|
Pelosi:
'Our Manufacturing Sector is Critical, But After Three Years of
President Bush, it is in Crisis'
April 27,
2004
Washington,
D.C. -- House Democratic Leader Nancy Pelosi and Senate Democratic
Leader Tom Daschle and other Members of Congress held a roundtable
discussion today with Governors Jennifer Granholm (D-MI), Ed Rendell
(D-PA), and Jim Doyle (D-WI) on the U.S. manufacturing crisis. Below
are her remarks:
"Our manufacturing
sector is vital to our future prosperity and security. Manufacturing
is critical for the financial security of millions of families --
every manufacturing job creates at least four other jobs. It is
critical for our countrys economic security -- manufacturing
accounts for approximately 17 percent of gross domestic product
and represents 71 percent of our exports abroad. And manufacturing
is critical for our national security. We cannot ensure a strong
military and protect the American homeland without a strong industrial
and manufacturing base.
"Our manufacturing
sector is critical, but after three years of President Bush, it
is in crisis.
"Our country is hemorrhaging manufacturing jobs. Since taking
office, President Bush has lost 2.8 million good-paying manufacturing
jobs, and continues to lose more every month. 1 million jobs have
been shipped overseas. And manufacturing employment is at a 53-year
low.
"For President Bush and the Republican Congress, however, manufacturing
is not a priority. Republicans have no plan to bring back good-paying
jobs that have been lost or to create new ones.

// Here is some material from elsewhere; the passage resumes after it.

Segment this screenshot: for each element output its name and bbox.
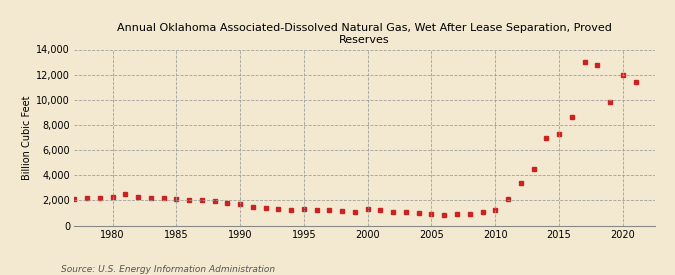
Text: Source: U.S. Energy Information Administration: Source: U.S. Energy Information Administ…: [61, 265, 275, 274]
Title: Annual Oklahoma Associated-Dissolved Natural Gas, Wet After Lease Separation, Pr: Annual Oklahoma Associated-Dissolved Nat…: [117, 23, 612, 45]
Y-axis label: Billion Cubic Feet: Billion Cubic Feet: [22, 95, 32, 180]
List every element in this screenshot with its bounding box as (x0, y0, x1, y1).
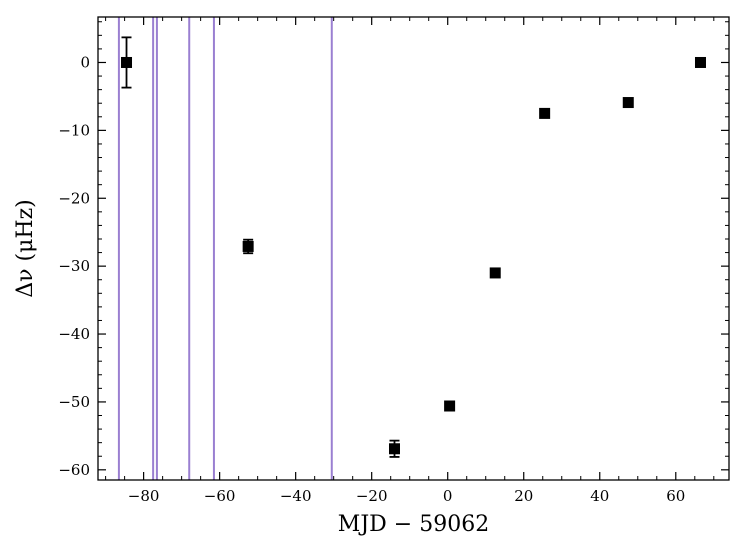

"The Republican leadership in the House refuses to schedule
a vote on the bipartisan Crane-Rangel manufacturing bill, which
would lower taxes for American manufacturers and keep good paying
jobs in the United States. Democrats have launched a discharge petition
to force a vote on this bill.
"Unbelievably, the Administration has actively disadvantaged
struggling manufacturers by gutting key programs such as the Manufacturing
Extension Partnership.
"In the
House, instead of putting forward a jobs plan, Republicans have
renamed their special interest agenda with a name that sounds like
a jobs plan -- Hire Our Workers or HOW. But their agenda never says
how it will create jobs because it wont. It only repackages
their warmed over stew of special interest goodies - allowing increased
environmental pollution, restricting access to the courts, and increasing
health care costs for American workers.
"Republicans
need to get serious about job creation. They need to give our manufacturers
the tax relief they deserve, and they need to reward companies that
create jobs here in America, rather than sending them overseas."